The Nations League schedule was always a giveaway and the Premier League’s confirmation next season will start on the weekend of September 12 makes for a taxing summer for the Manchester clubs and Wolves.
Should United reach the Europa League final on August 21 they will have 22 days until the next domestic season starts. Nobody would wish another United-Wolves fixture on the world in 2020, but a minor compromise would be the clubs play each other in the last round of matchweek one matches.
City, favourites to progress to the Champions League last eight, would have 20 days if they make the final in Lisbon. Clubs whose campaigns finish with the final day on Sunday will have a 48-day gap between the seasons.
The unavoidably quick turnaround already provides certain managers with an easy excuse if they falter in the next league season. Discussions about the Premier League’s restart were rife with vested interests – mainly among clubs at risk of relegation or those precariously placed in the top four – and next season’s date was always going to be an imperfect one after a three-month hiatus.
United are in an especially invidious position in that their starters already appear careworn 36 days on from the restart.

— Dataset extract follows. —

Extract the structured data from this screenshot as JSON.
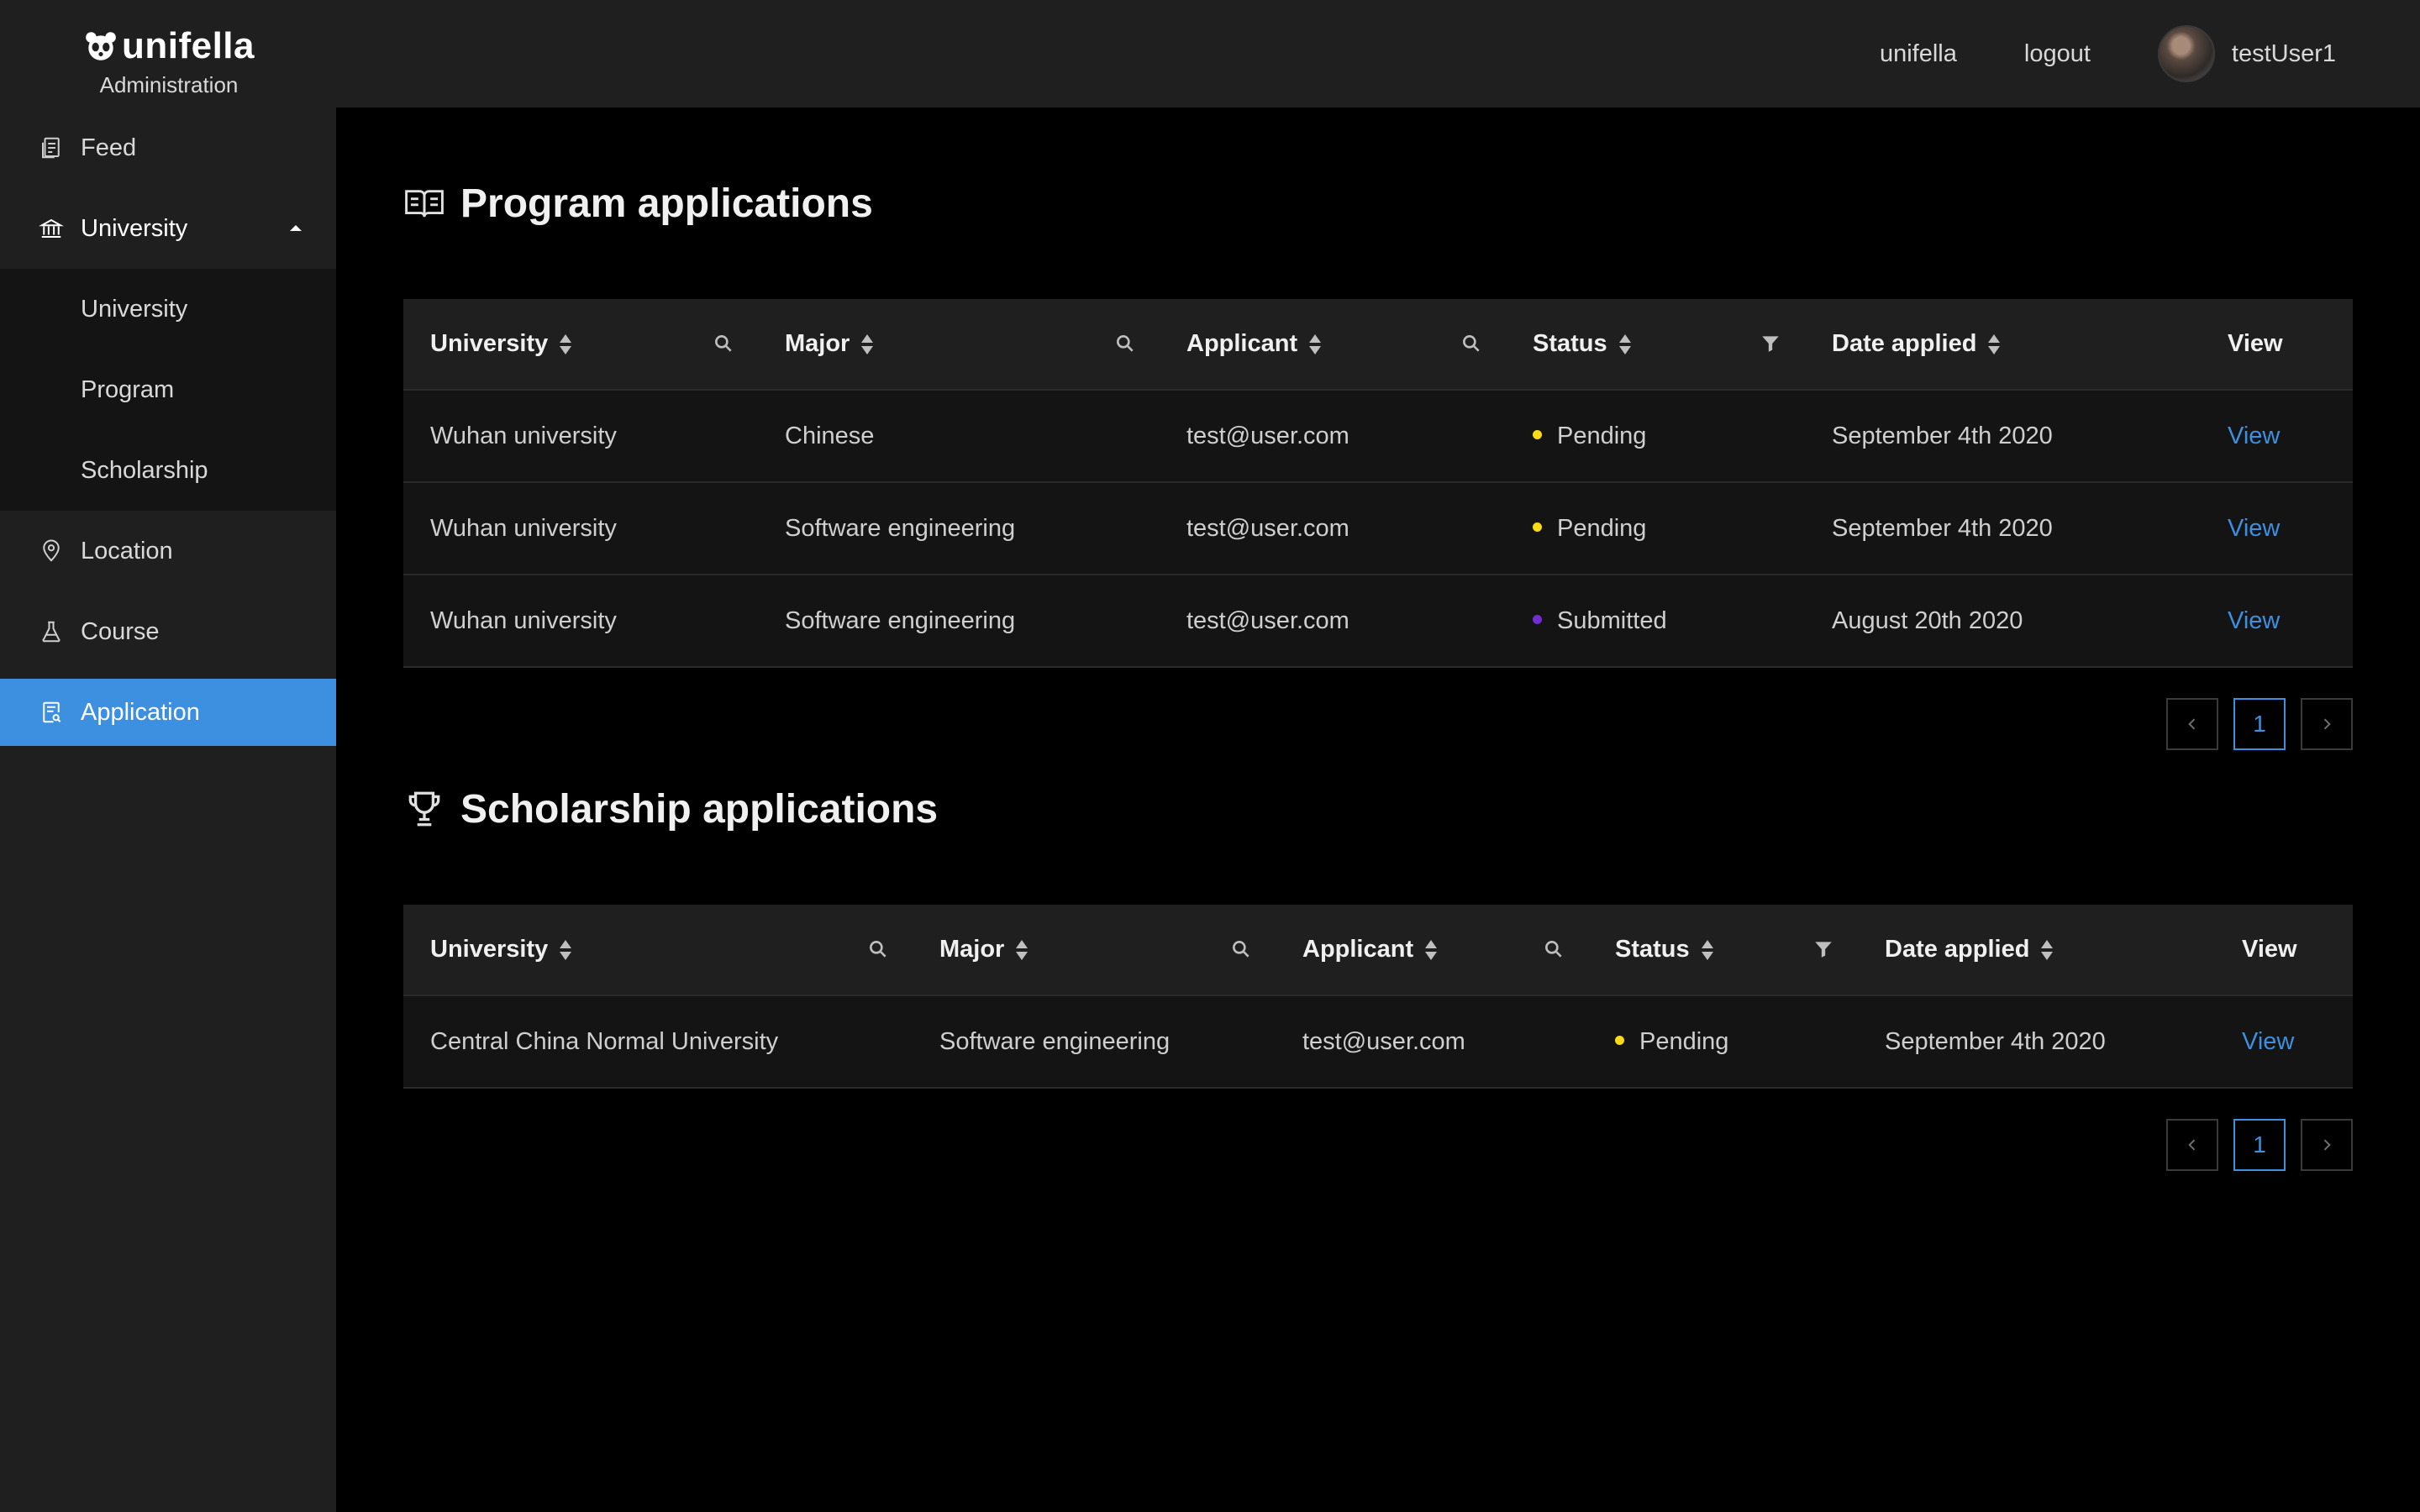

Ole Gunnar Solskjaer will have been mindful of the 2020-21 start date yet has risked the durability of United’s regulars over a period that could still end in acute failure.
It is just as well United do not host LASK Linz, already shaping up to be an outing for competition winners, until 10 days after their final day decider at Leicester. There are five or six-day gaps between the knockout matches in the Europa League but even if United show the alacrity of their 2007 summer window – when they agreed deals for Anderson, Nani, and Owen Hargreaves before June – they cannot register any new players in the Europa League.
So Solskjaer is saddled with the same squad he assembled in lockdown training until United leave for Cologne, though the schedule allows Solskjaer to rest his first-teamers and field the first XI in their knockout ties – provided all are fit.
The snap reaction from some fans on Twitter is United should toss off the Europa League if they secure Champions League qualification at Leicester, which would be a betrayal of the club’s ethos. United have not gone this long without shaking the silver polish since the late 80s and the manager has already endured two quarter-final and two semi-final ejections.
However awkward United’s position is, they have been preparing for the upcoming summer window since its last edition closed. They could find themselves in the peculiar position of jettisoning players who were sifting for their passports to go to Germany, or even while they are in Germany. The window opens on Monday and the Champions League proviso does not apply to every United target.
Jack Grealish has no qualms about what European competition United are playing in next season, though prising him from Aston Villa could be more onerous if they emerge from the relegation quagmire. United attempted to set up the framework of a deal for Grealish in February, though.
That 2007 summer really was halcyon days for United, so buoyed by their first championship in four years Ferguson served up champagne for the press. He was also smarting from a Champions League semi-final humbling by AC Milan when, a little like now, the manager was reliant on a select group of players who were knackered in a slog of a season where a Treble briefly beckoned.
Ferguson was flawless in the close season, jettisoning Kieran Richardson, Gabriel Heinze, and Alan Smith, and reinvigorating the squad with Nani, 20 at the time, and the teenage Anderson, as well as the experience of Hargreaves and streetwise craft of Carlos Tevez. United assembled their greatest ever squad and won the Premier and Champions League double.
That 2007 summer was when Solskjaer surrendered to science; his knee too chronic to continue after a commendable 11-goal season in 2006-07. He would hardly have got a look-in with Tevez, Cristiano Ronaldo, and Wayne Rooney cutting through teams like the shark in Jaws. Louis Saha was also still lingering.
United have more dead wood to hack off but the 2007 summer was Ferguson at his most decisive and the last year he refused to stand still before the Glazernomic pinch of 2009. United need at least four signings in what is shaping up to be another taxing summer.